Terry grabbed him by the shoulders and wrenched him onto the ground, pinning both arms with his knees. Pulling up the man’s faceplate, he enjoyed the black fear in those normally playful eyes. “No more of your crap, Yuri!”
“I’m telling you the truth. She’s working with me--”
“That woman’s a spy for her side. Might even be up to her eyeballs in the making of SHAKES. Did she promise you a deal to set me up?”
“No! It’s not what you think--”
Terry’s hands went for the throat.
Yuri instinctively tucked his chin and protected the vulnerable structures of his larynx.

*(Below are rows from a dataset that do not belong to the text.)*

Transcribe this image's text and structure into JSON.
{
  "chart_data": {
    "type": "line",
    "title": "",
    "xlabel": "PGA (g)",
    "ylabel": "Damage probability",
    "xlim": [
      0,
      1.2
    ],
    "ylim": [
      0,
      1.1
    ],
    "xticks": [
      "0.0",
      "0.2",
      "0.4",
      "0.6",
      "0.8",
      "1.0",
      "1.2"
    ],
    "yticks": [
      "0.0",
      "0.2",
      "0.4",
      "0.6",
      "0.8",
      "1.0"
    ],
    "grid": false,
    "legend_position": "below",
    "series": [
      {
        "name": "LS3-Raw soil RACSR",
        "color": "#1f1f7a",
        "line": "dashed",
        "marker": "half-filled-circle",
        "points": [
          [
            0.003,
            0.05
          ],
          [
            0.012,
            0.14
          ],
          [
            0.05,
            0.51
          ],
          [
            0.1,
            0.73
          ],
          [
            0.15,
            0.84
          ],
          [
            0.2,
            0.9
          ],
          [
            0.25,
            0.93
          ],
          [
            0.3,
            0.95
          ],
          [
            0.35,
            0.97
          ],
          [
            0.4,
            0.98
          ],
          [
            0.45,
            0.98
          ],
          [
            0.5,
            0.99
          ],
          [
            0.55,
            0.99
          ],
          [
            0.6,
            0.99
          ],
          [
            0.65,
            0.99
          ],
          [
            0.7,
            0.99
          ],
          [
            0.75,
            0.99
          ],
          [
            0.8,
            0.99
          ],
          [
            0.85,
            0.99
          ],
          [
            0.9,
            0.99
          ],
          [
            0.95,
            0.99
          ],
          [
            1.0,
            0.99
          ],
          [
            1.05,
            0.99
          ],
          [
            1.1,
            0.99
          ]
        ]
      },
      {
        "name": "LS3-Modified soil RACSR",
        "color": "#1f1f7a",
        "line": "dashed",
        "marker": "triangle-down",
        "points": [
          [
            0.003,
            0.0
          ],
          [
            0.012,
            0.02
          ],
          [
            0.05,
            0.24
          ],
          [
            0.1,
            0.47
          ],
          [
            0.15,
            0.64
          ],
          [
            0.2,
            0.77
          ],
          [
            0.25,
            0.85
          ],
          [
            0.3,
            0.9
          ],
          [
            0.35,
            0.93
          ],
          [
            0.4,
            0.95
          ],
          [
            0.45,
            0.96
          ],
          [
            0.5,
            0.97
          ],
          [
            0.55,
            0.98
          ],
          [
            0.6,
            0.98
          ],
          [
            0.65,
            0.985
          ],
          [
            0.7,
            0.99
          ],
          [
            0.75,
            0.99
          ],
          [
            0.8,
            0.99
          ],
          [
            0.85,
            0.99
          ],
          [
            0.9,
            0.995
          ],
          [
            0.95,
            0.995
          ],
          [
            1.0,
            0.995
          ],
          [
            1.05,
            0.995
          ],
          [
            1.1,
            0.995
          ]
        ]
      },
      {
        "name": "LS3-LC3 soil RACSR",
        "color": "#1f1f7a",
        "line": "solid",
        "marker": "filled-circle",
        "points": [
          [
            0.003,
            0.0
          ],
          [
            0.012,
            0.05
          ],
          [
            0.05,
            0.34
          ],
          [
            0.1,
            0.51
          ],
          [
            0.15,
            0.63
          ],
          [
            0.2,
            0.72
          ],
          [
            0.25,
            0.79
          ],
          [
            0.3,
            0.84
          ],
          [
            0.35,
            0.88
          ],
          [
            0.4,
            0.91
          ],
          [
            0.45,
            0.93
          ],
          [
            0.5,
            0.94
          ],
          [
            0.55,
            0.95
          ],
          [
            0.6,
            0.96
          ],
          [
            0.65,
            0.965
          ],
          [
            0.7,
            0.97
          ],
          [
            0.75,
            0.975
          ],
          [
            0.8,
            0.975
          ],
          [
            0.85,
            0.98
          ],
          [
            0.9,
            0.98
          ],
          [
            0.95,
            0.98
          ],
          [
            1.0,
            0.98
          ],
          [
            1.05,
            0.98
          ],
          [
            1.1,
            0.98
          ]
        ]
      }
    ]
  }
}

Terry’s thumbs forced their way past the muscular resistance, and, with surgical precision, found Yuri’s hyoid bone and thyroid, cricoid cartilages--the structures of the Adam’s apple. He pressed, powered by a fury that verged on ecstasy. The purpling face and bulging eyes drove him to squeeze all the harder. “The woman let us go, Yuri. It was plain as day. What’s her game?”
“Yes, she let us go,” his victim gurgled. “I knew she would. Because I have something she needs. And she has what we need--”
“We? Don’t include me in your fucked-up tricks--”
“I swear, the woman’s going to help us. She didn’t trust her own contact, some big shot in government . . .”
Yuri’s attempts at an explanation trailed off to a croak, and in the distant, orange glow, his face took on the hue of a fresh bruise. The sight sent Terry’s savage euphoria to new heights. All the bullshit that had brought the world to the brink--all the conning and lies and games and agendas of everyone from presidents to generals to self-indulgent gangsters and traitorous doctors--embodied itself in Yuri. He’d done this--done it to Carla!